Thanks for the update, Erik. I am in the process of designing my own
Wikidata dataset and have some questions which I'll discuss with you
offline.
There are several issues which I've found, though, that are of general
concern so I'll post them here. All of this is based upon the
WiktionaryZ tarball you released a couple months back, so sorry if some
of this is no longer applicable:
1. Wikidata uses a single set of tables for storing all multilingual
content: shorttext , translated_content . The problem with this
approach is that it will not scale: small multilingual tables with
limited ("seed data") content will be forced to do lookups on these
gigantic and ever-growing tables, and exporting a single dataset will
bog-down unnecessarily doing lookups (or even worse, full-table scans!)

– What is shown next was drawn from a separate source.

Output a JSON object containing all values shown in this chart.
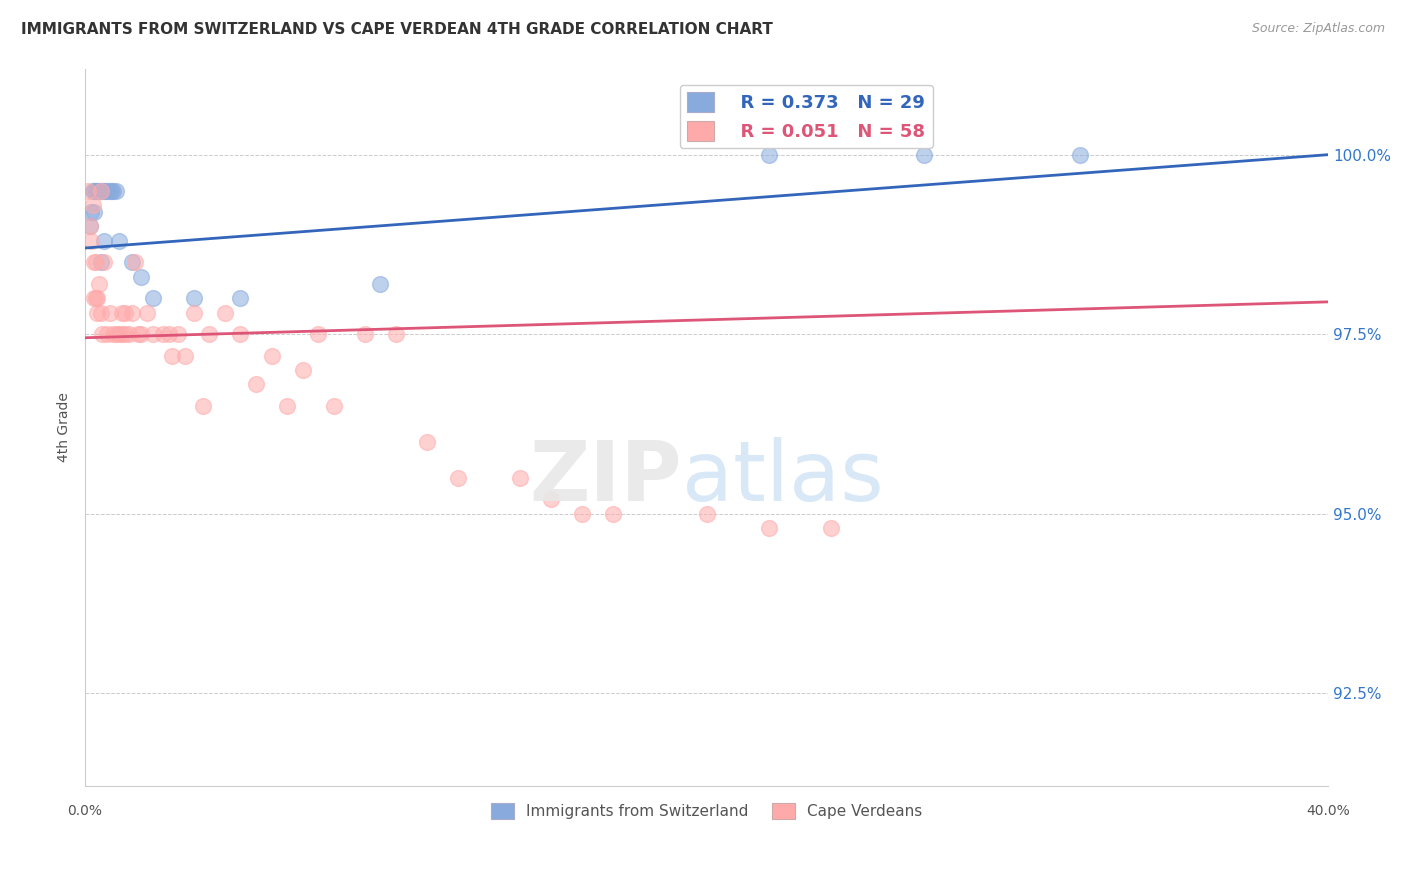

on these generic tables. I have put a page on Meta- [[m:Multilingual
Wikidata]]- which discusses an approach for striping tables with
multilingual content
2. The tables for defining languages and language groups seem to be
shared between multilingual Mediawiki (the software) and WiktionaryZ
(user data). I think this is not only conceptually incorrect, but also
a security hole. See my comments from a while back:
[[m:Talk:Ultimate_Wiktionary_data_design#.22Dog_Food.22]]
Anyway, it would be much appreciated if you could post more Wikidata
designs as you come up with them. Thanks, and keep up the good work.